While Straits Times denied any infringement on press freedom, Cherian feels the workings in these news organisations only reinforce the ‘pseudo-freedom’ that Lee Kuan Yew so put in place in the Singapore press system. While Singapore falls into neither the category of the adversarial press like the New York Times or the Washington Post, nor the likes of The Global Times in China, that is an overt, total mouthpiece, the ‘fake media freedom’ model is specifically instituted by Lee Kuan Yew to help in PAP’s political hegemony and stranglehold on power.
“There are newspapers around the world that struggle for press freedom. There are others at the opposite end of the ideological spectrum, like China’s Global Times, that unapologetically serve as mouthpieces of the ruling party.
The Straits Times in Singapore is in neither category. It operates under laws that compel the press to align itself with the government, which is not its fault — but it tries to deny it.
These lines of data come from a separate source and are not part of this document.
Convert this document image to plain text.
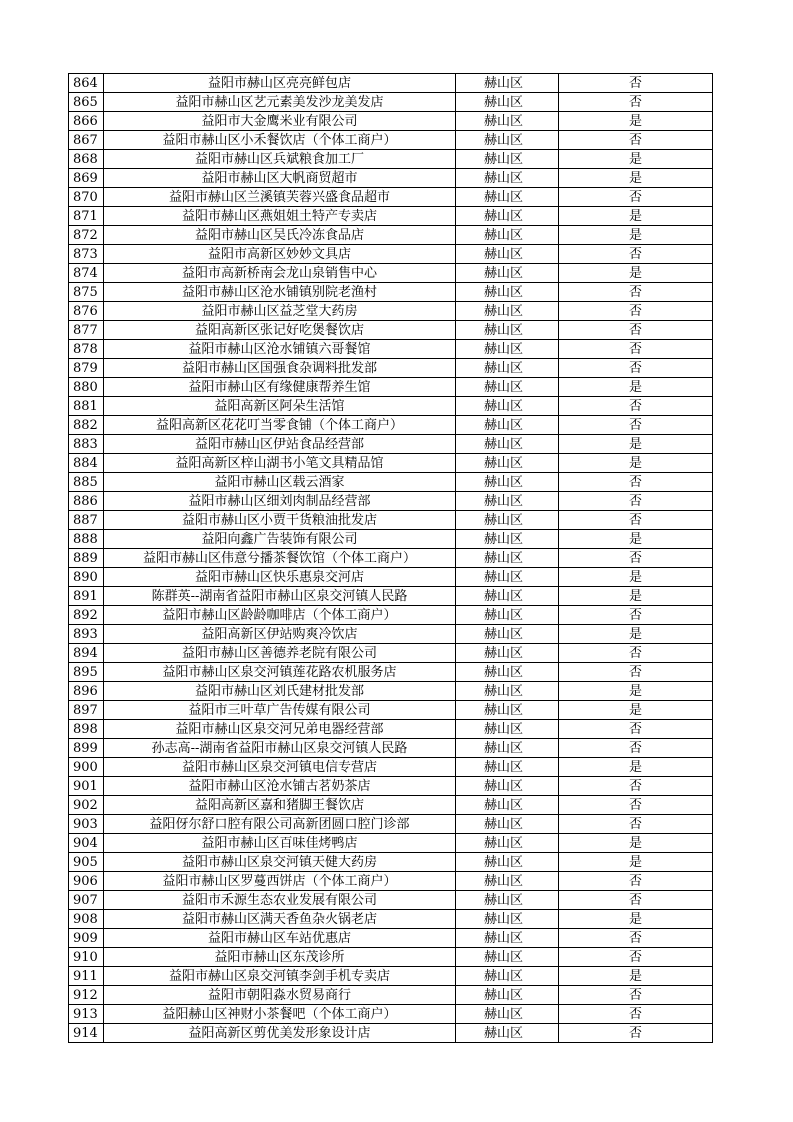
864	益阳市赫山区亮亮鲜包店	赫山区	否
865	益阳市赫山区艺元素美发沙龙美发店	赫山区	否
866	益阳市大金鹰米业有限公司	赫山区	是
867	益阳市赫山区小禾餐饮店（个体工商户）	赫山区	否
868	益阳市赫山区兵斌粮食加工厂	赫山区	是
869	益阳市赫山区大帆商贸超市	赫山区	是
870	益阳市赫山区兰溪镇芙蓉兴盛食品超市	赫山区	否
871	益阳市赫山区燕姐姐土特产专卖店	赫山区	是
872	益阳市赫山区吴氏冷冻食品店	赫山区	是
873	益阳市高新区妙妙文具店	赫山区	否
874	益阳市高新桥南会龙山泉销售中心	赫山区	是
875	益阳市赫山区沧水铺镇别院老渔村	赫山区	否
876	益阳市赫山区益芝堂大药房	赫山区	否
877	益阳高新区张记好吃煲餐饮店	赫山区	否
878	益阳市赫山区沧水铺镇六哥餐馆	赫山区	否
879	益阳市赫山区国强食杂调料批发部	赫山区	否
880	益阳市赫山区有缘健康帮养生馆	赫山区	是
881	益阳高新区阿朵生活馆	赫山区	否
882	益阳高新区花花叮当零食铺（个体工商户）	赫山区	否
883	益阳市赫山区伊站食品经营部	赫山区	是
884	益阳高新区梓山湖书小笔文具精品馆	赫山区	是
885	益阳市赫山区载云酒家	赫山区	否
886	益阳市赫山区细刘肉制品经营部	赫山区	否
887	益阳市赫山区小贾干货粮油批发店	赫山区	否
888	益阳向鑫广告装饰有限公司	赫山区	是
889	益阳市赫山区伟意兮播茶餐饮馆（个体工商户）	赫山区	否
890	益阳市赫山区快乐惠泉交河店	赫山区	是
891	陈群英--湖南省益阳市赫山区泉交河镇人民路	赫山区	是
892	益阳市赫山区龄龄咖啡店（个体工商户）	赫山区	否
893	益阳高新区伊站购爽冷饮店	赫山区	是
894	益阳市赫山区善德养老院有限公司	赫山区	否
895	益阳市赫山区泉交河镇莲花路农机服务店	赫山区	否
896	益阳市赫山区刘氏建材批发部	赫山区	是
897	益阳市三叶草广告传媒有限公司	赫山区	是
898	益阳市赫山区泉交河兄弟电器经营部	赫山区	否
899	孙志高--湖南省益阳市赫山区泉交河镇人民路	赫山区	否
900	益阳市赫山区泉交河镇电信专营店	赫山区	是
901	益阳市赫山区沧水铺古茗奶茶店	赫山区	否
902	益阳高新区嘉和猪脚王餐饮店	赫山区	否
903	益阳伢尔舒口腔有限公司高新团圆口腔门诊部	赫山区	否
904	益阳市赫山区百味佳烤鸭店	赫山区	是
905	益阳市赫山区泉交河镇天健大药房	赫山区	是
906	益阳市赫山区罗蔓西饼店（个体工商户）	赫山区	否
907	益阳市禾源生态农业发展有限公司	赫山区	否
908	益阳市赫山区满天香鱼杂火锅老店	赫山区	是
909	益阳市赫山区车站优惠店	赫山区	否
910	益阳市赫山区东茂诊所	赫山区	否
911	益阳市赫山区泉交河镇李剑手机专卖店	赫山区	是
912	益阳市朝阳淼水贸易商行	赫山区	否
913	益阳赫山区神财小茶餐吧（个体工商户）	赫山区	否
914	益阳高新区剪优美发形象设计店	赫山区	否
Instead of struggling to be free, it struggles to be seen as free.
..This is conformism and self-censorship at an advanced level, where gatekeepers do what’s required of the powers that be while insisting, maybe even believing, that they are acting independently.”
Mr George, at the book launch of Singapore, Incomplete.
In the article, he referenced a chapter on the press in Singapore from his own book, Singapore, Incomplete where he detailed how Lee Kuan Yew specifically enacted laws like the Newspaper and Printing Presses Act (1974) which essentially destroyed individual and family ownership of newspapers and instituted a ‘profit-based’ media company management model, whose main shareholders (management shareholders who have 200 times voting power compared to normal shareholders) are NTUC Income, OCBC Bank, etc. whose ‘common trait’ was that they were all ‘deeply invested in Singapore’s political stability’ and hence would favour and tilt the balance towards ‘favourable news’ for the PAP instead of ‘popular’ news, news that the people can feel emotional towards or that represented what the people wanted to speak after.
This after learning from experience that it were those who put ideals ‘ahead of profits and even personal safety’, like the former chairman of Nanyang Siang Pau (later forcefully ‘merged with Sin Chew Jit Poh to form Lianhe Zaobao), Lee Eu Seng, who was detained under the ISA for 5 years, that posed the most serious ‘threat’ of fighting for justice and reporting the truth, much like The New York Times and Washington Post are all owned by family businesses. Lee Kuan Yew saw that those who do not fall into such categories and have ‘profit-minded’ management tended to employ ‘tamer editors’.
Meanwhile, MediaCorp is even more fully-controlled and is wholly owned by Temasek.